There are several varieties of salts. Salts that hydrolyze to produce hydroxide ions when dissolved in water are basic salts and salts that hydrolyze to produce hydronium ions in water are acid salts. Neutral salts are those that are neither acid nor basic salts. Zwitterions contain an anionic center and a cationic center in the same molecule but are not considered to be salts. Examples include amino acids, many metabolites, peptides and proteins.
Molten salts and solutions containing dissolved salts (e.g. sodium chloride in water) are called electrolytes, as they are able to conduct electricity. As observed in the cytoplasm of cells, in blood, urine, plant saps and mineral waters, mixtures of many different ions in solution usually do not form defined salts after evaporation of the water. Therefore, their salt content is given for the respective ions.
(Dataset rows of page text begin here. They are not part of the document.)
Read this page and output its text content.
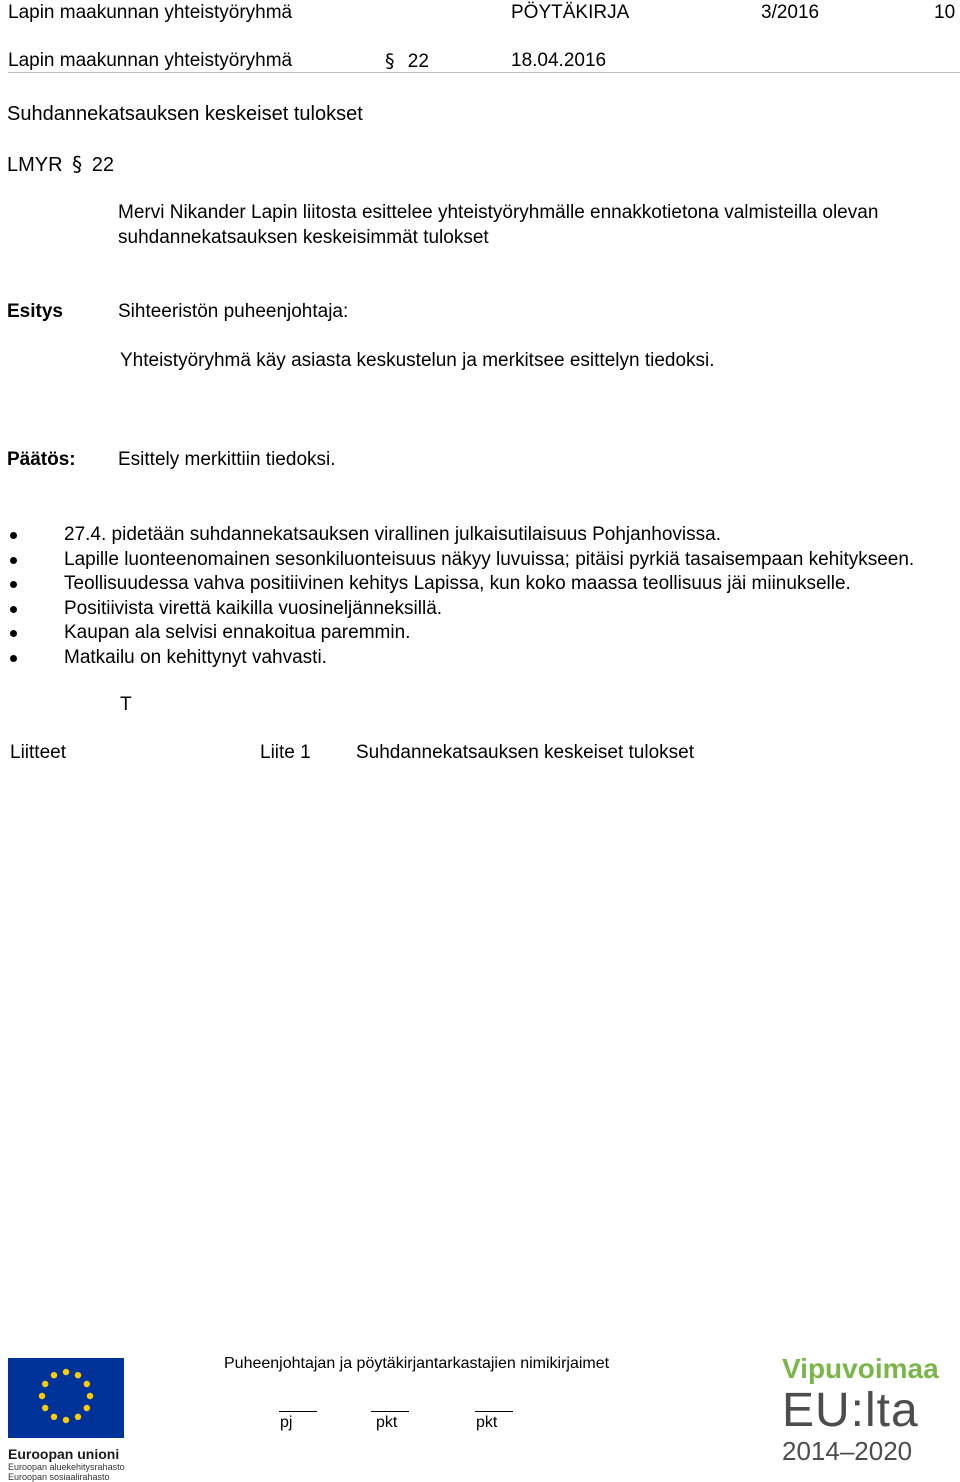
Lapin maakunnan yhteistyöryhmä	PÖYTÄKIRJA	3/2016	10
Lapin maakunnan yhteistyöryhmä	§ 22	18.04.2016
Suhdannekatsauksen keskeiset tulokset
LMYR § 22
Mervi Nikander Lapin liitosta esittelee yhteistyöryhmälle ennakkotietona valmisteilla olevan suhdannekatsauksen keskeisimmät tulokset
Esitys	Sihteeristön puheenjohtaja:
Yhteistyöryhmä käy asiasta keskustelun ja merkitsee esittelyn tiedoksi.
Päätös: Esittely merkittiin tiedoksi.
27.4. pidetään suhdannekatsauksen virallinen julkaisutilaisuus Pohjanhovissa.
Lapille luonteenomainen sesonkiluonteisuus näkyy luvuissa; pitäisi pyrkiä tasaisempaan kehitykseen.
Teollisuudessa vahva positiivinen kehitys Lapissa, kun koko maassa teollisuus jäi miinukselle.
Positiivista virettä kaikilla vuosineljänneksillä.
Kaupan ala selvisi ennakoitua paremmin.
Matkailu on kehittynyt vahvasti.
T
Liitteet	Liite 1 Suhdannekatsauksen keskeiset tulokset
Euroopan unioni
Euroopan aluekehitysrahasto
Euroopan sosiaalirahasto
Puheenjohtajan ja pöytäkirjantarkastajien nimikirjaimet
pj	pkt	pkt
Vipuvoimaa
EU:lta
2014–2020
Different salts can elicit all five basic tastes, e.g., salty (sodium chloride), sweet (lead diacetate, which will cause lead poisoning if ingested), sour (potassium bitartrate), bitter (magnesium sulfate), and umami or savory (monosodium glutamate).
Acid salts is a somewhat obscure term for a class of salts formed by the partial neutralization of diprotic or polyprotic acids. Because the parent acid is only partially neutralized, one or more replaceable protons remain. Typical acid salts have one or more alkali metal ions as well as one or more protons. Well known examples are sodium bicarbonate (NaHCO3), sodium hydrosulfide (NaHS), sodium bisulfate (NaHSO4), monosodium phosphate (NaH2PO4), and disodium phosphate (Na2HPO4). Often acid salts are used as buffers.[1]
For example, the acid salt sodium bisulfate is the main species formed upon the half neutralization of sulfuric acid with sodium hydroxide:
H2SO4 + NaOH → NaHSO4 + H2O
Acid salts compounds can act either as an acid or a base: addition of a suitably strong acid will restore protons, and addition of a suitably strong base will remove protons. The pH of a solution of an acid salt will depend on the relevant equilibrium constants and the amounts of any additional base or acid. A comparison between the Kb and Ka will indicate this: if Kb > Ka, the solution will be basic, whereas if Kb < Ka, the solution will be acidic.
Use in food
Main article: baking powder
Some acid salts are used in baking. They are found in baking powders and are typically divided into low-temperature (or single-acting) and high-temperature (or double-acting) acid salts. Common low-temperature acid salts react at room temperature to produce a leavening effect. They include cream of tartar, calcium phosphate, and citrates. High-temperature acid salts produce a leavening effect during baking and are usually aluminium salts such as calcium aluminium phosphate. Some acid salts may also be found in non-dairy coffee creamers.